"Aku rasa sepertinya aku sudah mengenalkan lokasi-lokasi yang ada di kampus." ujar Emma, lalu mengambil jam saku yang ada di kantung roknya.
"Seharusnya sebentar lagi bel berbunyi..." dan seperti yang baru saja dibilang, bel makan siang pun berbunyi. Tak lama, beberapa siswa mulai berkeluaran dari kelas. Dan kebanyakan dari mereka adalah laki-laki, walau murid perempuan juga ada.
"[Name], tadi kamu membawa makan siang sendiri, kan? Bagaimana kalau kita makan bersama?"
"Bagaimana dengan Dean?"
"Kurasa kelas yang ia ajar selesainya masih lama. Memang bel berbunyi saat jam makan siang, tetapi kelas yang benar-benar selesai hanya beberapa saja."
[Name] mengangguk mengerti, dan ia pun mengikuti Emma kembali ke ruang dosen dan mengambil bekal yang ia bawa. Setelahnya Emma mengajaknya ke taman yang ada di dalam kampus.
Sedari tadi [Name] belum melihat apa yang Louis berikan kepadanya tadi pagi, dan saat ia membuka dan mengambilnya, pria tersebut memberikannya sandwich dan ada sebuah apel pula.

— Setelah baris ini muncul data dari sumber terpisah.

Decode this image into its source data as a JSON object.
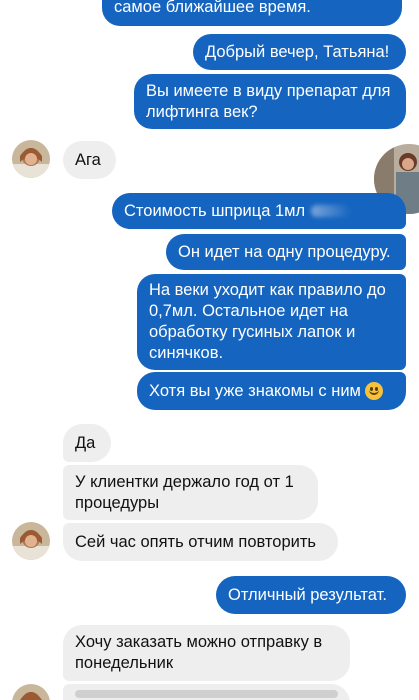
{
  "messages": {
    "m1": "самое ближайшее время.",
    "m2": "Добрый вечер, Татьяна!",
    "m3": "Вы имеете в виду препарат для\nлифтинга век?",
    "m4": "Ага",
    "m5": "Стоимость шприца 1мл",
    "m6": "Он идет на одну процедуру.",
    "m7": "На веки уходит как правило до\n0,7мл. Остальное идет на\nобработку гусиных лапок и\nсинячков.",
    "m8": "Хотя вы уже знакомы с ним",
    "m9": "Да",
    "m10": "У клиентки держало год от 1\nпроцедуры",
    "m11": "Сей час опять отчим повторить",
    "m12": "Отличный результат.",
    "m13": "Хочу заказать можно отправку в\nпонедельник"
  },
  "icons": {
    "emoji": "smiling-face-emoji",
    "contact_avatar": "contact-avatar",
    "seller_avatar": "seller-avatar"
  },
  "colors": {
    "outgoing_bubble": "#1565c0",
    "incoming_bubble": "#eeeeee"
  }
}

"Kamu rajin sekali membawa buah." ujar Emma yang sedang mengunyah sandwich yang ia bawa juga.
"Ini bukan aku yang menyiapkannya, tetapi temanku."
"Cukup perhatian, ya..."
"Benar. Aku merasa tak pantas menerima kebaikannya..." ia pun memakannya, dan rasa sandwich yang ia makan terasa nikmat. Entah karena Louis yang memang pandai memasak, atau karena orang tersebut yang membuatnya. [Name] memakannya dengan senang hati, hingga habis tak tersisa.

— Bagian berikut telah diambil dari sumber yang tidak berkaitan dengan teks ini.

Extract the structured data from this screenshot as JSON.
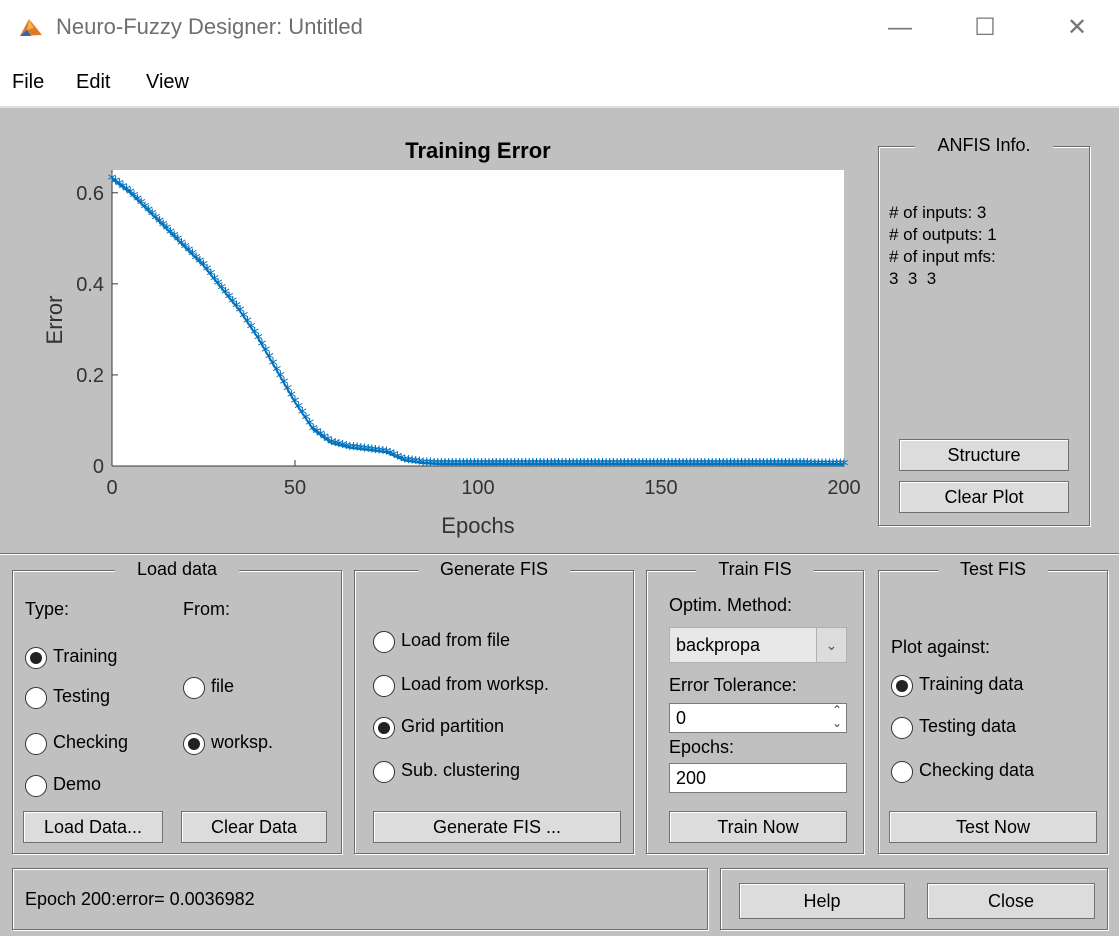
{
  "window": {
    "title": "Neuro-Fuzzy Designer: Untitled",
    "minimize": "—",
    "maximize": "☐",
    "close": "✕"
  },
  "menu": {
    "file": "File",
    "edit": "Edit",
    "view": "View"
  },
  "chart_data": {
    "type": "line",
    "title": "Training Error",
    "xlabel": "Epochs",
    "ylabel": "Error",
    "xlim": [
      0,
      200
    ],
    "ylim": [
      0,
      0.65
    ],
    "xticks": [
      "0",
      "50",
      "100",
      "150",
      "200"
    ],
    "yticks": [
      "0",
      "0.2",
      "0.4",
      "0.6"
    ],
    "marker": "*",
    "color": "#0072bd",
    "series": [
      {
        "x": [
          0,
          5,
          10,
          15,
          20,
          25,
          30,
          35,
          40,
          45,
          50,
          55,
          60,
          65,
          70,
          75,
          80,
          85,
          90,
          100,
          120,
          150,
          180,
          200
        ],
        "values": [
          0.63,
          0.6,
          0.56,
          0.52,
          0.48,
          0.44,
          0.39,
          0.34,
          0.28,
          0.21,
          0.14,
          0.08,
          0.05,
          0.04,
          0.035,
          0.03,
          0.012,
          0.006,
          0.004,
          0.004,
          0.004,
          0.004,
          0.004,
          0.0037
        ]
      }
    ]
  },
  "anfis_info": {
    "title": "ANFIS Info.",
    "inputs": "# of inputs: 3",
    "outputs": "# of outputs: 1",
    "input_mfs": "# of input mfs:",
    "mfs_values": "3  3  3",
    "structure_btn": "Structure",
    "clear_plot_btn": "Clear Plot"
  },
  "load_data": {
    "title": "Load data",
    "type_label": "Type:",
    "from_label": "From:",
    "type_options": [
      {
        "label": "Training",
        "selected": true
      },
      {
        "label": "Testing",
        "selected": false
      },
      {
        "label": "Checking",
        "selected": false
      },
      {
        "label": "Demo",
        "selected": false
      }
    ],
    "from_options": [
      {
        "label": "file",
        "selected": false
      },
      {
        "label": "worksp.",
        "selected": true
      }
    ],
    "load_btn": "Load Data...",
    "clear_btn": "Clear Data"
  },
  "generate_fis": {
    "title": "Generate FIS",
    "options": [
      {
        "label": "Load from file",
        "selected": false
      },
      {
        "label": "Load from worksp.",
        "selected": false
      },
      {
        "label": "Grid partition",
        "selected": true
      },
      {
        "label": "Sub. clustering",
        "selected": false
      }
    ],
    "generate_btn": "Generate FIS ..."
  },
  "train_fis": {
    "title": "Train FIS",
    "optim_label": "Optim. Method:",
    "optim_value": "backpropa",
    "tolerance_label": "Error Tolerance:",
    "tolerance_value": "0",
    "epochs_label": "Epochs:",
    "epochs_value": "200",
    "train_btn": "Train Now"
  },
  "test_fis": {
    "title": "Test FIS",
    "plot_label": "Plot against:",
    "options": [
      {
        "label": "Training data",
        "selected": true
      },
      {
        "label": "Testing data",
        "selected": false
      },
      {
        "label": "Checking data",
        "selected": false
      }
    ],
    "test_btn": "Test Now"
  },
  "status": {
    "text": "Epoch 200:error= 0.0036982"
  },
  "footer": {
    "help_btn": "Help",
    "close_btn": "Close"
  }
}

"Oh ya [Name], jika aku boleh tahu, kamu memiliki hubungan apa dengan Pak Moriarty?"
"Hm... kamu ingat dengan Herder yang Dean sebutkan, kan? Ia adalah sepupuku. Sepupuku punya semacam hubungan bisnis dengannya, lalu aku dikenalkan dengannya. Pada saat itu, kebetulan aku sedang mencari pekerjaan karena baru saja tiba dari Jerman."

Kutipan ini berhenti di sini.